The study, called "A View From the Top - The (ISC)2 Global Information Security Workforce Study CXO Report," was conducted by Frost & Sullivan and Booz Allen Hamilton on behalf of (ISC)2; it offers a detailed look at the security attitudes of some 1,634 C-level executives from enterprises around the globe. The report indicates that top management increasingly is finding itself caught between choices and practices that are at odds with each other.
Among the study findings:
* Application vulnerabilities were the top-rated threat to the security of enterprise data (72 percent of executives rated it as a chief concern), yet many executives also reported that the demands of their organizations make it difficult to develop and implement secure application development processes.

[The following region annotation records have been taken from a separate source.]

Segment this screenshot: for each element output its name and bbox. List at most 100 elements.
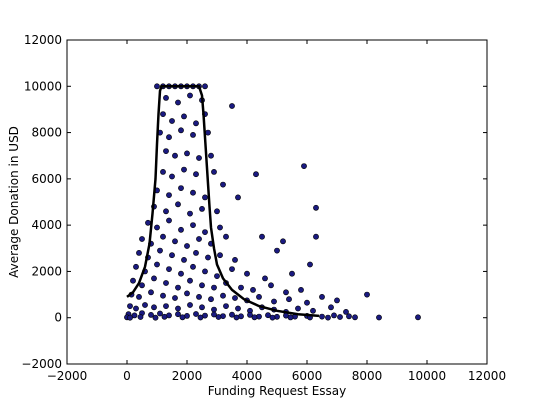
scatter-point bbox=[166, 217, 172, 224]
scatter-point bbox=[157, 247, 163, 254]
scatter-point bbox=[187, 210, 193, 217]
scatter-point bbox=[160, 168, 166, 175]
scatter-point bbox=[250, 286, 256, 293]
scatter-point bbox=[211, 306, 217, 313]
scatter-point bbox=[163, 148, 169, 154]
scatter-point bbox=[151, 275, 157, 282]
scatter-point bbox=[313, 204, 319, 211]
scatter-point bbox=[233, 314, 240, 321]
scatter-point bbox=[269, 314, 276, 321]
scatter-point bbox=[137, 314, 144, 320]
scatter-point bbox=[229, 266, 235, 272]
scatter-point bbox=[319, 293, 325, 300]
scatter-point bbox=[268, 282, 274, 289]
scatter-point bbox=[301, 163, 307, 169]
x-tick-label: −2000 bbox=[47, 369, 88, 383]
scatter-point bbox=[256, 293, 262, 300]
scatter-point bbox=[298, 286, 304, 293]
scatter-point bbox=[313, 233, 319, 240]
scatter-point bbox=[160, 111, 166, 117]
scatter-point bbox=[133, 305, 139, 312]
x-tick-label: 2000 bbox=[172, 369, 203, 383]
scatter-point bbox=[160, 292, 166, 299]
scatter-point bbox=[202, 268, 208, 275]
scatter-point bbox=[214, 208, 220, 215]
scatter-point bbox=[184, 290, 190, 297]
scatter-point bbox=[131, 312, 138, 319]
scatter-point bbox=[163, 208, 169, 215]
x-axis-label: Funding Request Essay bbox=[208, 384, 347, 398]
scatter-point bbox=[148, 289, 154, 296]
scatter-point bbox=[178, 226, 184, 233]
scatter-point bbox=[178, 127, 184, 134]
y-tick-label: 2000 bbox=[31, 264, 62, 278]
scatter-point bbox=[328, 304, 334, 311]
scatter-point bbox=[190, 131, 196, 138]
x-tick-label: 0 bbox=[123, 369, 131, 383]
scatter-point bbox=[175, 284, 181, 291]
scatter-point bbox=[181, 166, 187, 173]
scatter-point bbox=[157, 310, 163, 317]
scatter-point bbox=[179, 314, 186, 321]
scatter-point bbox=[181, 256, 187, 263]
scatter-point bbox=[172, 152, 178, 159]
scatter-point bbox=[193, 171, 199, 178]
y-tick-label: −2000 bbox=[21, 357, 62, 371]
scatter-point bbox=[343, 308, 349, 315]
x-tick-label: 12000 bbox=[468, 369, 506, 383]
scatter-point bbox=[193, 120, 199, 127]
scatter-point bbox=[175, 99, 181, 106]
scatter-point bbox=[286, 296, 292, 303]
x-axis: −2000 0 2000 4000 6000 8000 10000 12000 bbox=[47, 40, 506, 383]
scatter-point bbox=[289, 270, 295, 277]
scatter-point bbox=[251, 314, 258, 321]
scatter-point bbox=[208, 296, 214, 303]
scatter-point bbox=[265, 312, 271, 319]
scatter-point bbox=[130, 277, 136, 284]
scatter-point bbox=[202, 83, 208, 90]
scatter-point bbox=[202, 194, 208, 201]
fit-line bbox=[126, 85, 320, 318]
scatter-point bbox=[223, 303, 229, 309]
scatter-point bbox=[217, 224, 223, 231]
scatter-point bbox=[163, 280, 169, 286]
scatter-point bbox=[190, 189, 196, 196]
axes-frame bbox=[66, 39, 488, 365]
y-tick-label: 12000 bbox=[24, 33, 62, 47]
scatter-point bbox=[220, 181, 226, 188]
scatter-point bbox=[271, 298, 277, 305]
y-tick-label: 4000 bbox=[31, 218, 62, 232]
scatter-point bbox=[196, 155, 202, 161]
scatter-point bbox=[274, 247, 280, 254]
scatter-point bbox=[229, 311, 235, 318]
scatter-point bbox=[175, 305, 181, 312]
scatter-point bbox=[166, 192, 172, 198]
scatter-point bbox=[196, 236, 202, 242]
scatter-point bbox=[175, 311, 181, 318]
scatter-point bbox=[235, 194, 241, 201]
scatter-point bbox=[172, 295, 178, 301]
scatter-point bbox=[127, 303, 133, 309]
scatter-point bbox=[184, 150, 190, 157]
scatter-point bbox=[175, 201, 181, 208]
scatter-point bbox=[295, 305, 301, 312]
scatter-point bbox=[133, 263, 139, 270]
scatter-point bbox=[211, 168, 217, 175]
x-tick-label: 10000 bbox=[408, 369, 446, 383]
scatter-point bbox=[211, 311, 217, 318]
plot-area bbox=[124, 83, 421, 321]
scatter-point bbox=[229, 103, 235, 109]
scatter-point bbox=[169, 252, 175, 259]
scatter-point bbox=[238, 284, 244, 291]
y-tick-label: 0 bbox=[54, 311, 62, 325]
scatter-point bbox=[181, 113, 187, 120]
scatter-point bbox=[139, 236, 145, 242]
x-tick-label: 4000 bbox=[232, 369, 263, 383]
scatter-point bbox=[166, 266, 172, 272]
y-tick-label: 10000 bbox=[24, 79, 62, 93]
y-axis-label: Average Donation in USD bbox=[7, 126, 21, 278]
scatter-point bbox=[232, 256, 238, 263]
scatter-point bbox=[247, 311, 253, 318]
scatter-point bbox=[199, 205, 205, 212]
scatter-point bbox=[310, 307, 316, 314]
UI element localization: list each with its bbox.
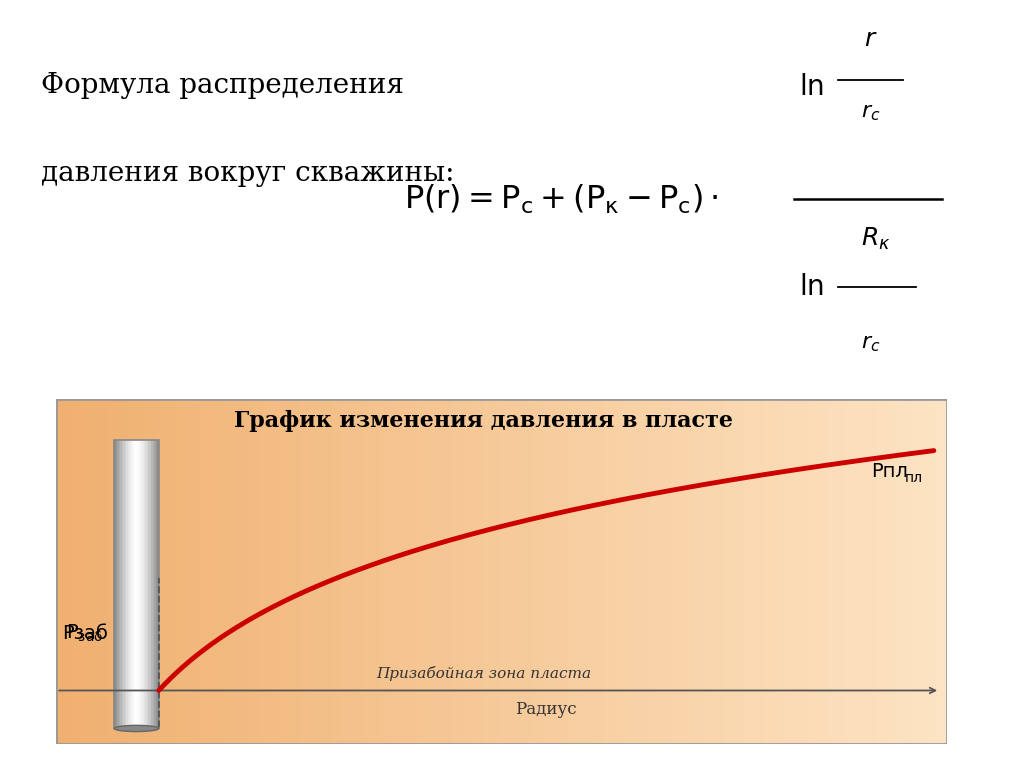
Text: Призабойная зона пласта: Призабойная зона пласта bbox=[377, 666, 592, 681]
Text: Pпл: Pпл bbox=[871, 462, 908, 481]
Bar bbox=[129, 440, 131, 729]
Text: $R_{\kappa}$: $R_{\kappa}$ bbox=[861, 226, 890, 252]
Bar bbox=[139, 440, 141, 729]
Bar bbox=[119, 440, 121, 729]
Text: $\mathrm{ln}$: $\mathrm{ln}$ bbox=[800, 74, 824, 101]
Bar bbox=[123, 440, 125, 729]
Text: График изменения давления в пласте: График изменения давления в пласте bbox=[234, 410, 733, 433]
Bar bbox=[152, 440, 154, 729]
Text: $\mathrm{ln}$: $\mathrm{ln}$ bbox=[800, 274, 824, 301]
Bar bbox=[135, 440, 137, 729]
Bar bbox=[115, 440, 159, 729]
Text: $\mathrm{P(r)} = \mathrm{P_c} + (\mathrm{P_{\kappa}} - \mathrm{P_c})\cdot$: $\mathrm{P(r)} = \mathrm{P_c} + (\mathrm… bbox=[404, 183, 719, 216]
Bar bbox=[125, 440, 127, 729]
Bar bbox=[150, 440, 152, 729]
Bar bbox=[156, 440, 158, 729]
Text: Формула распределения: Формула распределения bbox=[41, 72, 403, 99]
Bar bbox=[120, 440, 122, 729]
Bar bbox=[128, 440, 129, 729]
Bar bbox=[136, 440, 138, 729]
Text: $r$: $r$ bbox=[863, 28, 878, 51]
Bar bbox=[132, 440, 134, 729]
Bar bbox=[146, 440, 148, 729]
Ellipse shape bbox=[115, 726, 159, 732]
Bar bbox=[117, 440, 119, 729]
Bar bbox=[142, 440, 144, 729]
Text: $r_c$: $r_c$ bbox=[860, 100, 881, 123]
Bar bbox=[144, 440, 145, 729]
Bar bbox=[131, 440, 132, 729]
Bar bbox=[153, 440, 155, 729]
Text: $\mathsf{P}_{\mathsf{за\delta}}$: $\mathsf{P}_{\mathsf{за\delta}}$ bbox=[67, 623, 103, 644]
Bar bbox=[133, 440, 135, 729]
Bar bbox=[141, 440, 143, 729]
Text: Pзаб: Pзаб bbox=[61, 624, 108, 643]
Bar bbox=[158, 440, 159, 729]
Bar bbox=[116, 440, 118, 729]
Text: Радиус: Радиус bbox=[515, 701, 578, 718]
Bar bbox=[122, 440, 124, 729]
Bar bbox=[115, 440, 116, 729]
Text: пл: пл bbox=[904, 470, 923, 485]
Bar bbox=[126, 440, 128, 729]
Bar bbox=[155, 440, 157, 729]
Bar bbox=[148, 440, 151, 729]
Text: $r_c$: $r_c$ bbox=[860, 332, 881, 354]
Text: давления вокруг скважины:: давления вокруг скважины: bbox=[41, 160, 455, 186]
Bar bbox=[145, 440, 147, 729]
Bar bbox=[138, 440, 140, 729]
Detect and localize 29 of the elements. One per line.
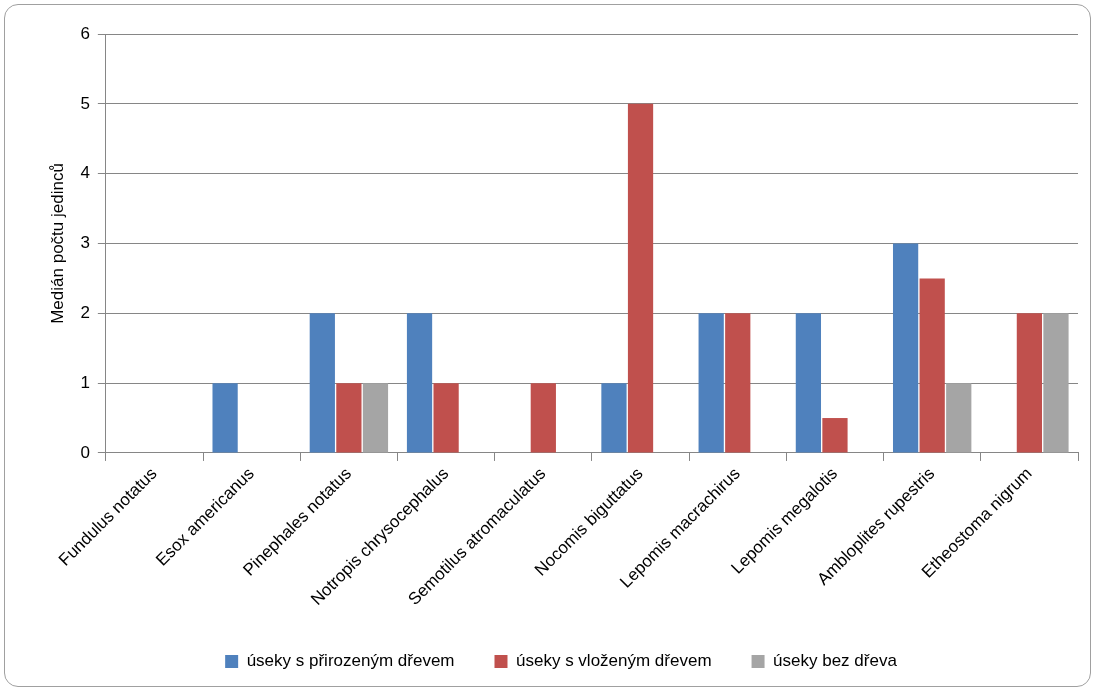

* Similarly, 70 percent of executives rated mobile devices as a top threat to their organizations, but many reported that they had not successfully implemented mobile security policies and programs.
* The vast majority of security executives (77 percent in government and 63 percent in private industry) believe they have too few people on their IT security staffs, yet 61 percent cited business conditions as an obstacle preventing them from hiring more personnel.
* Despite the concerns they registered over a shortage of trained personnel, more security executives plan to increase their spending on technology in the next year (39 percent) than on staffing (35 percent).
"The environment is becoming increasingly turbulent," said Julie Peeler, director of (ISC)2. "Executives are increasingly finding themselves moving back and forth between security-related tasks and administrative and managerial tasks. They're moving from an environment of symmetric decision-making into an environment where the situation is more asymmetric."
"The threat environment has evolved that has become more complex, but we need to be more efficient in our basic management of security," said Tomasz Chowanski, a senior vice president and security line of business leader at Wells Fargo. "We need to understand which pebbles might be important to protecting the big rocks in our data defense strategy."
Staffing is another paradox, according to William Stewart, senior vice president at Booz Allen Hamilton. "Enterprises need people with sophisticated skills, but because those skills are in short supply, it's becoming harder and harder to maintain them internally," he says. "I believe we are going to see companies relying more and more on managed security services to get that expertise."
Like riding a cow, security decision making increasingly leaves executives in situations that are incongruous, experts said. For example, most executives said they were most concerned about new threats and damage to the brand, yet they spend a major portion of their time and budget on compliance projects that contribute very little to enterprise security.
"Instead of focusing on a single issue, executives are looking at all of them at the same time," Peeler said. "They can't afford to be focused in any one area."